Die Pandemie hat die Biotechnologie weltweit boomen lassen. Derart geboostert ist sie zum Innovationsmotor geworden. Durchbrüche in Gentherapie, Arzneimittelforschung sowie personalisierter und regenerativer Medizin haben den Gesundheitssektor revolutioniert. Der US-amerikanische Pharma-Riese Moderna beispielsweise plant noch in diesem Jahrzehnt nicht nur ein Krebsvakzin, sondern auch Impfstoffe gegen Autoimmunerkrankungen und Herz-Kreislauf-Krankheiten zu lancieren. Mit Spitzentechnologien, Künstlicher Intelligenz und maschinellem Lernen entwickelt eine wachsende Zahl an Biotech-Start-ups neuartige Medikamente, Diagnosewerkzeuge und Therapien für eine Vielzahl von Krankheiten.
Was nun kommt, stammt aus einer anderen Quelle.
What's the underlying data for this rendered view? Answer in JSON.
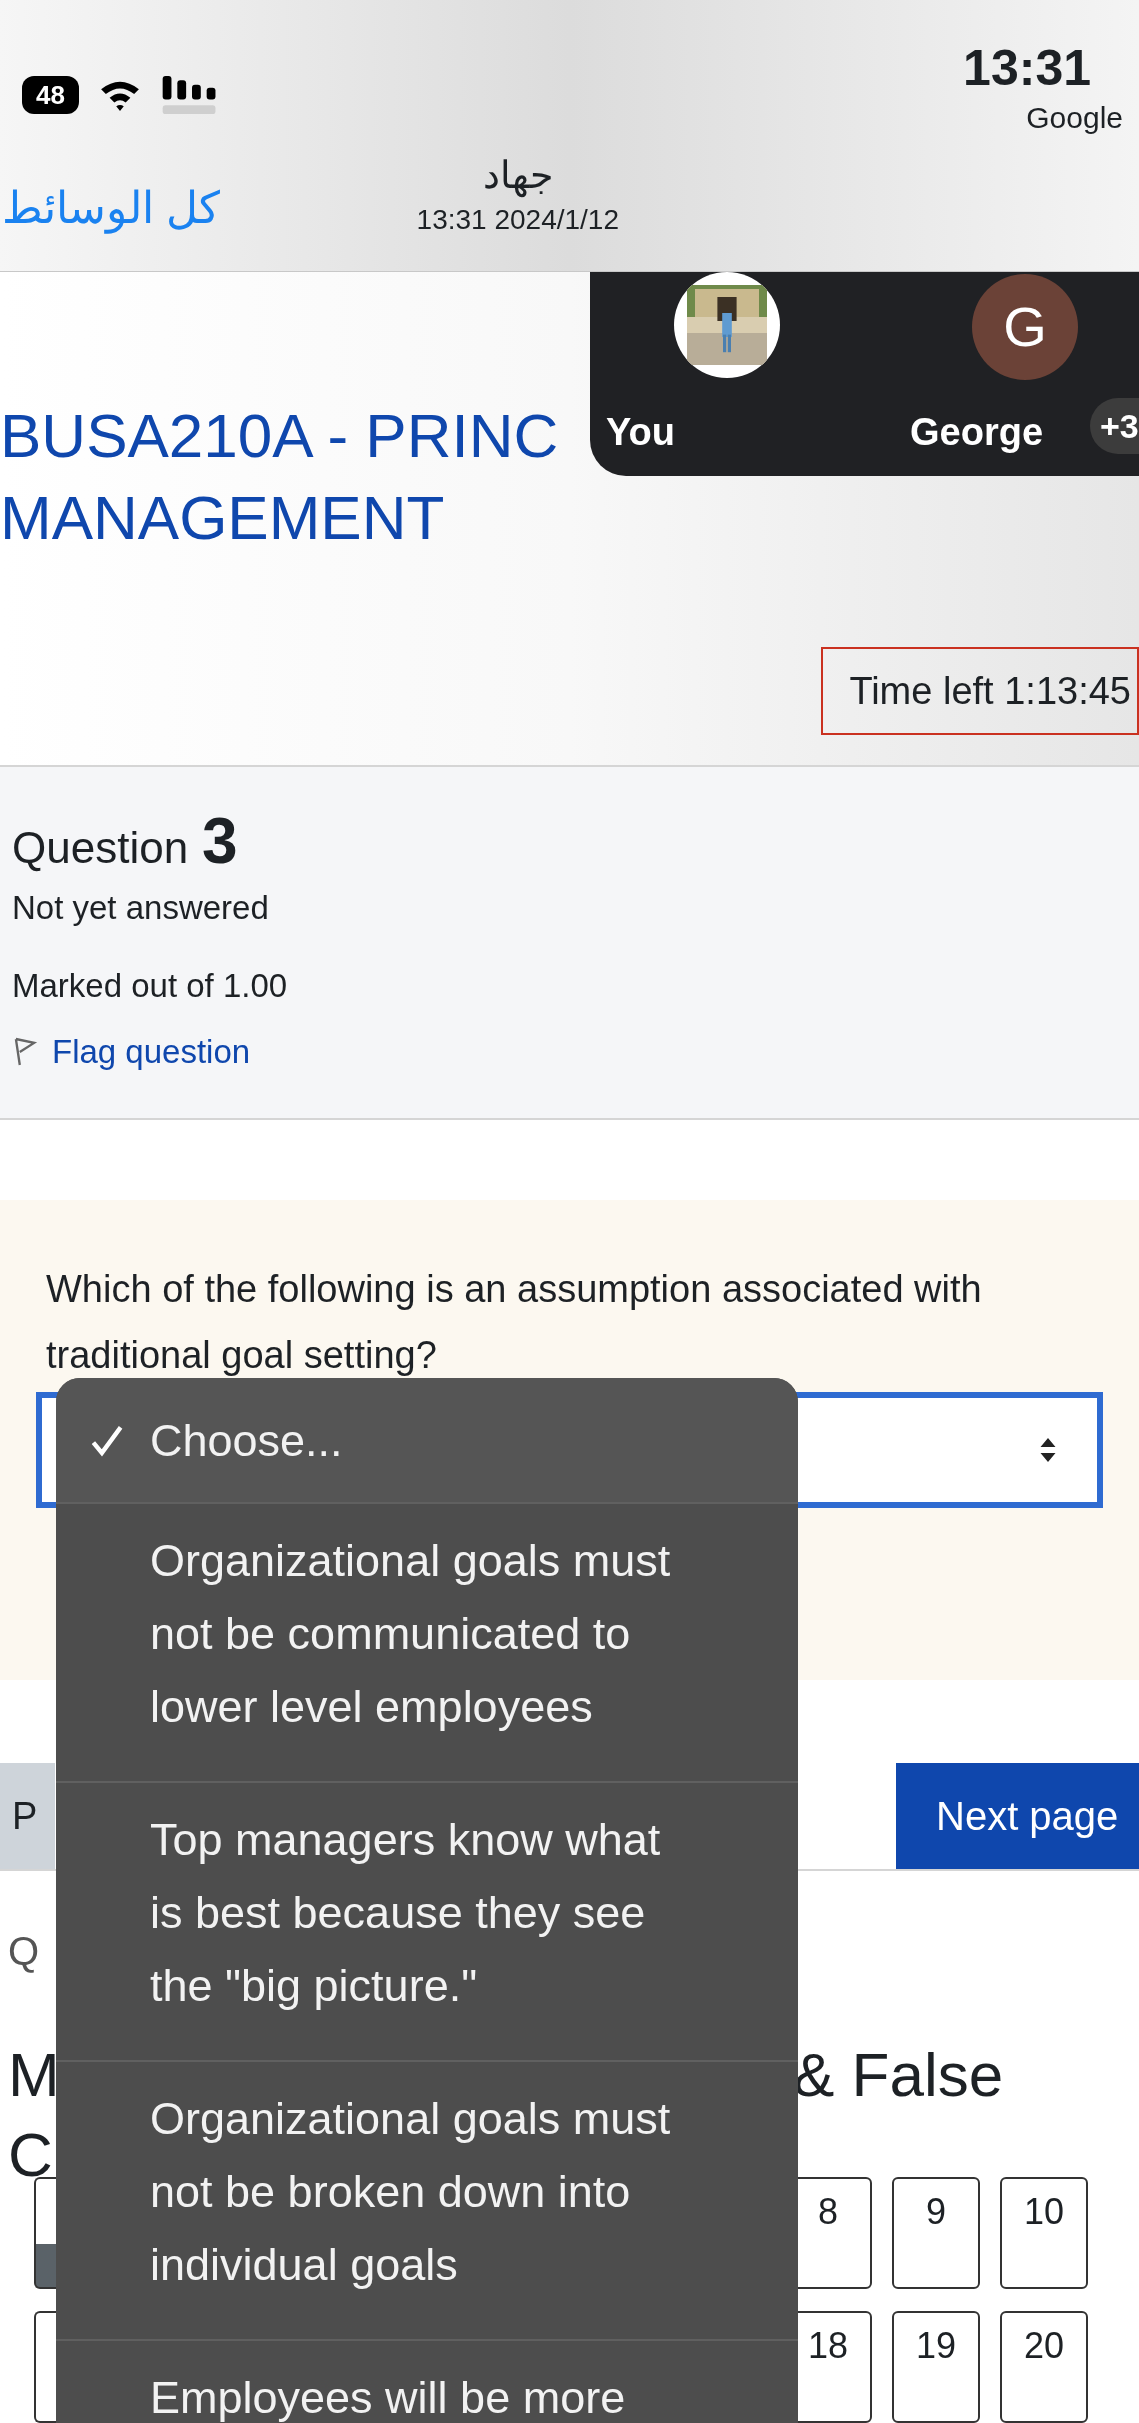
{
  "status_bar": {
    "battery": "48",
    "time": "13:31",
    "carrier": "Google"
  },
  "header": {
    "back_link": "كل الوسائط",
    "sender": "جهاد",
    "date": "13:31 2024/1/12"
  },
  "meet_overlay": {
    "participants": [
      {
        "name": "You"
      },
      {
        "name": "George",
        "kind": "initial",
        "initial": "G"
      }
    ],
    "more": "+3"
  },
  "course_title_lines": [
    "BUSA210A - PRINC",
    "MANAGEMENT"
  ],
  "timer": "Time left 1:13:45",
  "question": {
    "label": "Question",
    "number": "3",
    "status": "Not yet answered",
    "marks": "Marked out of 1.00",
    "flag": "Flag question",
    "text": "Which of the following is an assumption associated with traditional goal setting?"
  },
  "dropdown": {
    "options": [
      {
        "label": "Choose...",
        "selected": true
      },
      {
        "label": "Organizational goals must not be communicated to lower level employees",
        "selected": false
      },
      {
        "label": "Top managers know what is best because they see the \"big picture.\"",
        "selected": false
      },
      {
        "label": "Organizational goals must not be broken down into individual goals",
        "selected": false
      },
      {
        "label": "Employees will be more",
        "selected": false
      }
    ]
  },
  "page_nav": {
    "previous": "P",
    "next": "Next page"
  },
  "quiz_nav": {
    "heading": "Q",
    "title_start": [
      "M",
      "C"
    ],
    "title_end": "& False",
    "rows": [
      [
        "8",
        "9",
        "10"
      ],
      [
        "18",
        "19",
        "20"
      ]
    ]
  }
}
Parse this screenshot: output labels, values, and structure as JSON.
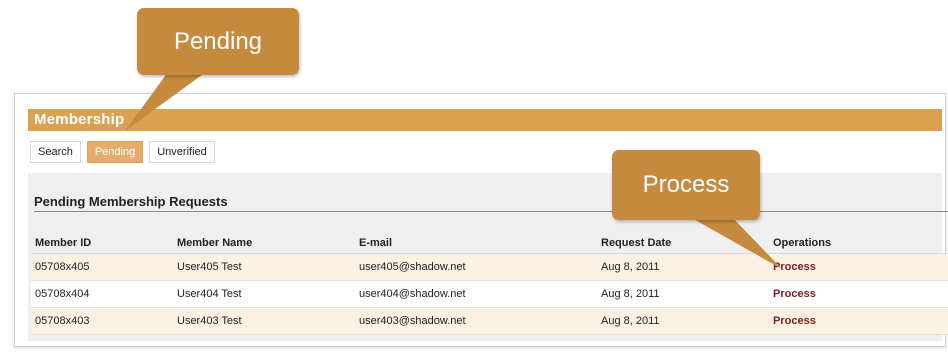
{
  "section": {
    "title": "Membership"
  },
  "tabs": [
    {
      "label": "Search",
      "active": false
    },
    {
      "label": "Pending",
      "active": true
    },
    {
      "label": "Unverified",
      "active": false
    }
  ],
  "requests": {
    "heading": "Pending Membership Requests",
    "columns": [
      "Member ID",
      "Member Name",
      "E-mail",
      "Request Date",
      "Operations"
    ],
    "rows": [
      {
        "member_id": "05708x405",
        "name": "User405 Test",
        "email": "user405@shadow.net",
        "date": "Aug 8, 2011",
        "operation": "Process"
      },
      {
        "member_id": "05708x404",
        "name": "User404 Test",
        "email": "user404@shadow.net",
        "date": "Aug 8, 2011",
        "operation": "Process"
      },
      {
        "member_id": "05708x403",
        "name": "User403 Test",
        "email": "user403@shadow.net",
        "date": "Aug 8, 2011",
        "operation": "Process"
      }
    ]
  },
  "callouts": {
    "pending": "Pending",
    "process": "Process"
  },
  "colors": {
    "accent": "#d9a150",
    "callout": "#c68a3f",
    "active_tab": "#e4ad6e",
    "link": "#7a1f1f"
  }
}
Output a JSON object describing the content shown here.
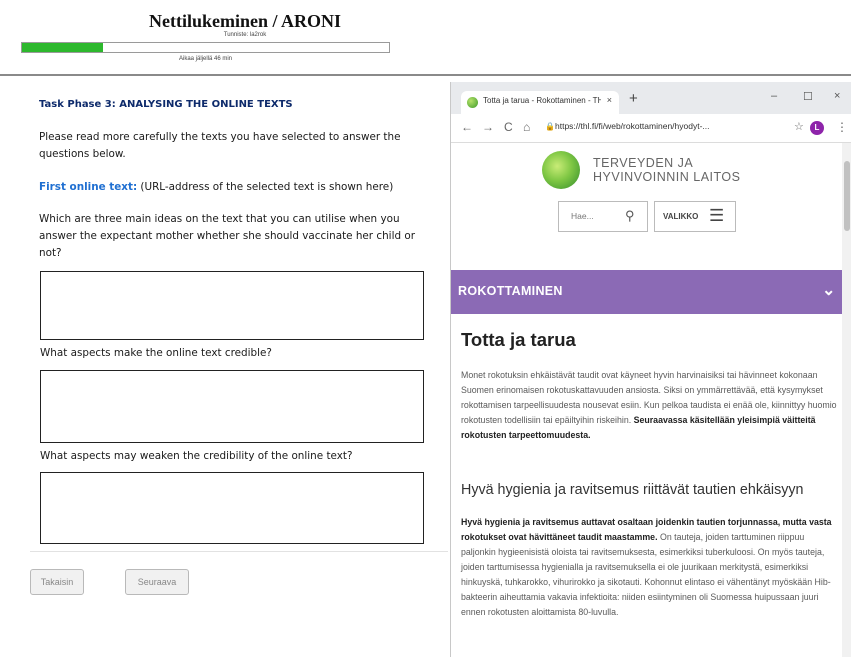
{
  "header": {
    "title": "Nettilukeminen / ARONI",
    "user_id": "Tunniste: la2rok",
    "progress_fraction": 0.22,
    "time_left": "Aikaa jäljellä 46 min"
  },
  "task": {
    "phase_title": "Task Phase 3: ANALYSING THE ONLINE TEXTS",
    "intro": "Please read more carefully the texts you have selected to answer the questions below.",
    "first_text_label": "First online text:",
    "first_text_note": " (URL-address of the selected text is shown here)",
    "question_1": "Which are three main ideas on the text that you can utilise when you answer the expectant mother whether she should vaccinate her child or not?",
    "question_2": "What aspects make the online text credible?",
    "question_3": "What aspects may weaken the credibility of the online text?"
  },
  "buttons": {
    "back": "Takaisin",
    "next": "Seuraava"
  },
  "browser": {
    "tab_title": "Totta ja tarua - Rokottaminen - TH",
    "tab_close": "×",
    "new_tab": "+",
    "minimize": "–",
    "maximize": "☐",
    "close": "×",
    "back_icon": "←",
    "forward_icon": "→",
    "reload_icon": "C",
    "home_icon": "⌂",
    "url": "https://thl.fi/fi/web/rokottaminen/hyodyt-...",
    "avatar_letter": "L",
    "star_icon": "☆",
    "menu_icon": "⋮"
  },
  "site": {
    "logo_line1": "TERVEYDEN JA",
    "logo_line2": "HYVINVOINNIN LAITOS",
    "search_placeholder": "Hae...",
    "menu_label": "VALIKKO",
    "section_label": "ROKOTTAMINEN",
    "article_title": "Totta ja tarua",
    "para1_normal": "Monet rokotuksin ehkäistävät taudit ovat käyneet hyvin harvinaisiksi tai hävinneet kokonaan Suomen erinomaisen rokotuskattavuuden ansiosta. Siksi on ymmärrettävää, että kysymykset rokottamisen tarpeellisuudesta nousevat esiin. Kun pelkoa taudista ei enää ole, kiinnittyy huomio rokotusten todellisiin tai epäiltyihin riskeihin.",
    "para1_bold": "Seuraavassa käsitellään yleisimpiä väitteitä rokotusten tarpeettomuudesta.",
    "subheading": "Hyvä hygienia ja ravitsemus riittävät tautien ehkäisyyn",
    "para2_bold": "Hyvä hygienia ja ravitsemus auttavat osaltaan joidenkin tautien torjunnassa, mutta vasta rokotukset ovat hävittäneet taudit maastamme.",
    "para2_normal": "On tauteja, joiden tarttuminen riippuu paljonkin hygieenisistä oloista tai ravitsemuksesta, esimerkiksi tuberkuloosi. On myös tauteja, joiden tarttumisessa hygienialla ja ravitsemuksella ei ole juurikaan merkitystä, esimerkiksi hinkuyskä, tuhkarokko, vihurirokko ja sikotauti. Kohonnut elintaso ei vähentänyt myöskään Hib-bakteerin aiheuttamia vakavia infektioita: niiden esiintyminen oli Suomessa huipussaan juuri ennen rokotusten aloittamista 80-luvulla."
  }
}
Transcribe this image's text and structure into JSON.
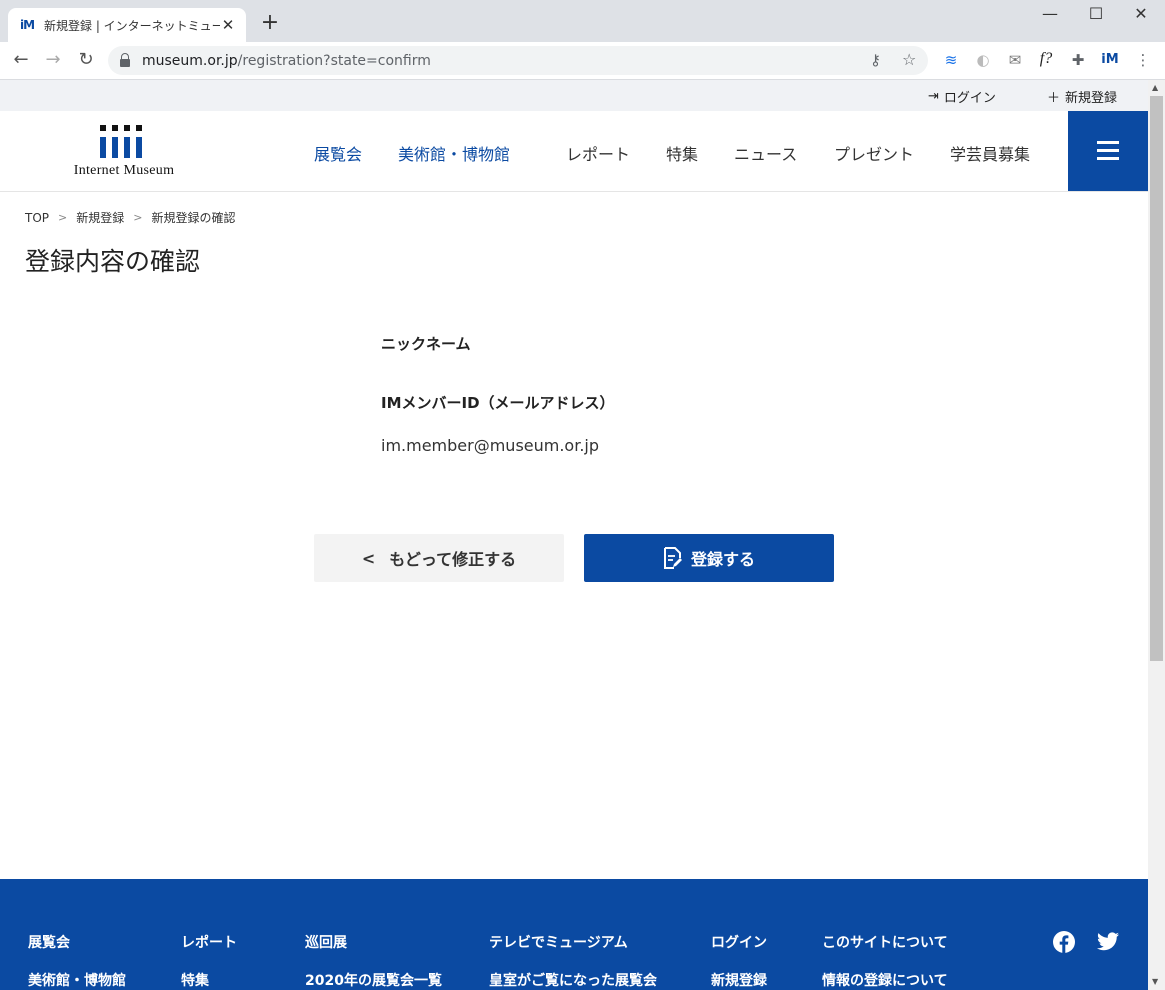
{
  "browser": {
    "tab_title": "新規登録 | インターネットミュージアム",
    "tab_favicon": "iM",
    "close_glyph": "✕",
    "newtab_glyph": "+",
    "url_host": "museum.or.jp",
    "url_path": "/registration?state=confirm",
    "window_controls": [
      "—",
      "☐",
      "✕"
    ],
    "extensions": [
      "key-icon",
      "star-icon",
      "layers-icon",
      "moon-icon",
      "mail-icon",
      "f?",
      "puzzle-icon",
      "iM",
      "more-icon"
    ]
  },
  "utility": {
    "login": "ログイン",
    "register": "新規登録"
  },
  "header": {
    "logo_text": "Internet Museum",
    "nav": [
      "展覧会",
      "美術館・博物館",
      "レポート",
      "特集",
      "ニュース",
      "プレゼント",
      "学芸員募集"
    ]
  },
  "breadcrumb": [
    "TOP",
    "新規登録",
    "新規登録の確認"
  ],
  "page_title": "登録内容の確認",
  "form": {
    "nickname_label": "ニックネーム",
    "member_id_label": "IMメンバーID（メールアドレス）",
    "member_id_value": "im.member@museum.or.jp"
  },
  "buttons": {
    "back": "もどって修正する",
    "submit": "登録する"
  },
  "footer": {
    "col1": [
      "展覧会",
      "美術館・博物館"
    ],
    "col2": [
      "レポート",
      "特集"
    ],
    "col3": [
      "巡回展",
      "2020年の展覧会一覧"
    ],
    "col4": [
      "テレビでミュージアム",
      "皇室がご覧になった展覧会"
    ],
    "col5": [
      "ログイン",
      "新規登録"
    ],
    "col6": [
      "このサイトについて",
      "情報の登録について"
    ]
  },
  "colors": {
    "brand_blue": "#0b4aa2"
  }
}
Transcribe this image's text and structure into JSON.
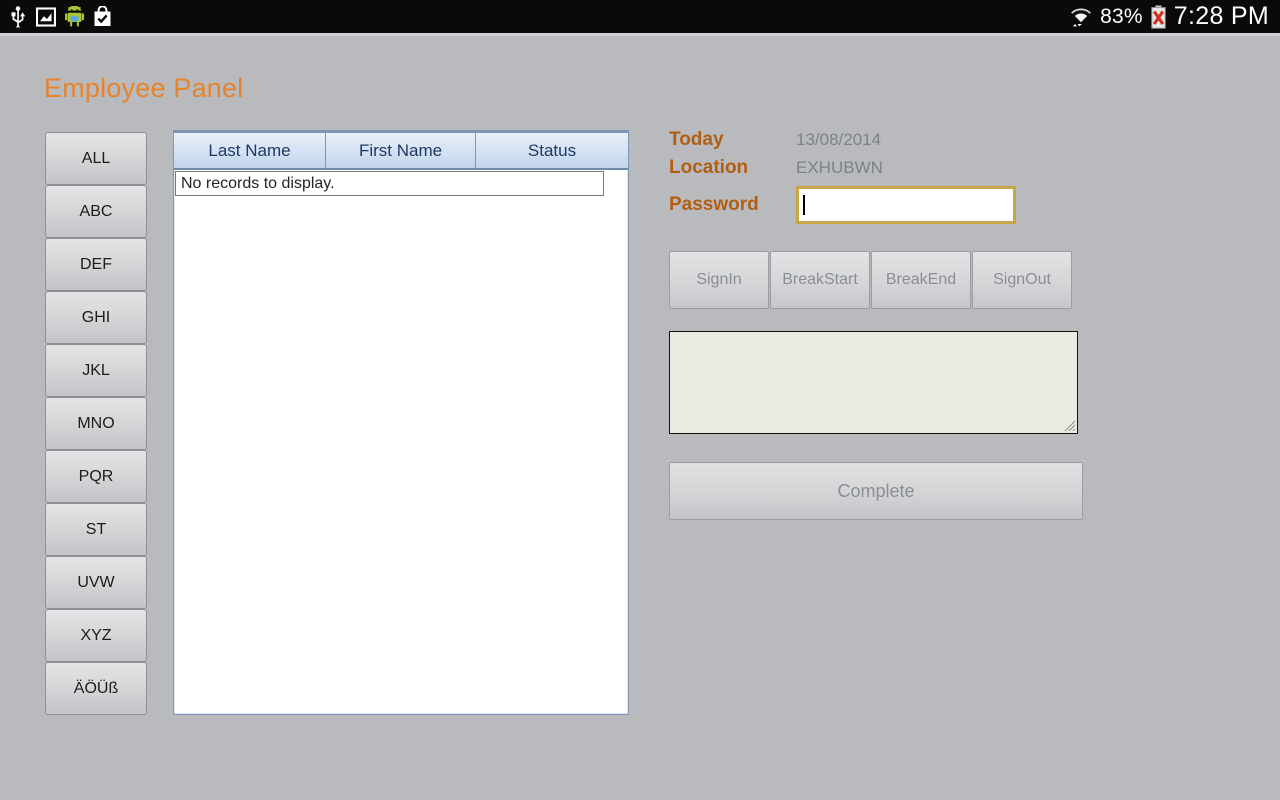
{
  "status_bar": {
    "left_icons": [
      "usb-icon",
      "screenshot-icon",
      "android-robot-icon",
      "play-store-bag-icon"
    ],
    "wifi_icon": "wifi-icon",
    "battery_percent": "83%",
    "battery_icon": "battery-error-icon",
    "time": "7:28 PM"
  },
  "page": {
    "title": "Employee Panel",
    "title_color": "#e8832a",
    "background_color": "#b8babe"
  },
  "alpha_filter": {
    "buttons": [
      {
        "label": "ALL"
      },
      {
        "label": "ABC"
      },
      {
        "label": "DEF"
      },
      {
        "label": "GHI"
      },
      {
        "label": "JKL"
      },
      {
        "label": "MNO"
      },
      {
        "label": "PQR"
      },
      {
        "label": "ST"
      },
      {
        "label": "UVW"
      },
      {
        "label": "XYZ"
      },
      {
        "label": "ÄÖÜß"
      }
    ]
  },
  "employee_table": {
    "columns": [
      "Last Name",
      "First Name",
      "Status"
    ],
    "rows": [],
    "empty_message": "No records to display.",
    "header_text_color": "#1f3864"
  },
  "details": {
    "today_label": "Today",
    "today_value": "13/08/2014",
    "location_label": "Location",
    "location_value": "EXHUBWN",
    "password_label": "Password",
    "password_value": "",
    "label_color": "#b35f12",
    "value_color": "#7e8288",
    "password_border_color": "#c9a648"
  },
  "actions": {
    "buttons": [
      {
        "label": "SignIn",
        "enabled": false
      },
      {
        "label": "BreakStart",
        "enabled": false
      },
      {
        "label": "BreakEnd",
        "enabled": false
      },
      {
        "label": "SignOut",
        "enabled": false
      }
    ]
  },
  "notes": {
    "value": "",
    "background_color": "#eaeae2"
  },
  "complete": {
    "label": "Complete",
    "enabled": false
  }
}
Auch die deutsche biotechnologische Forschung überzeugt mit innovativen Technologieplattformen wie Gen- und Zelltherapie, Antikörper- und RNA-Technologien. Als größter Pandemie-Gewinner hierzulande treibt das Mainzer Biotech-Unternehmen BioNTech mit seinen Einnahmen aus dem Verkauf des Covid-Impfstoffs aktuell seine mRNA-Plattformen zur Krebstherapie voran. Die Hoffnung, dass BioNTechs Aufstieg die gesamte Branche ins Schlepptau nimmt, hat sich bisher allerdings (noch) nicht bestätigt. Das liegt zum einen daran, dass kein Start-up über eine 36 Milliarden Euro schwere Kriegskasse wie BioNTech verfügt. So fehlt es Gründungswilligen insbesondere in der Wachstumsphase an Kapital. Auf dem langwierigen Weg zu einem marktfähigen Produkt ist der Kapitalbedarf eines Biotech-Start-ups schlichtweg riesig. Zum anderen hapert es an förderlichen Strukturen und Rahmenbedingungen, um Produktentwicklungen voranzutreiben und wissenschaftliche Forschung in erfolgreiche Unternehmen zu überführen. Neben regulatorischen Hemmnissen wird es Ausgründungswilligen oft unnötig schwer gemacht, intellektuelles Eigentum oder Patente von Hochschulen und Forschungseinrichtungen in ihren Start-ups einzusetzen. Als stark in der Forschung aber schwach in der Umsetzung charakterisieren Experten die hiesige Biotech-Branche.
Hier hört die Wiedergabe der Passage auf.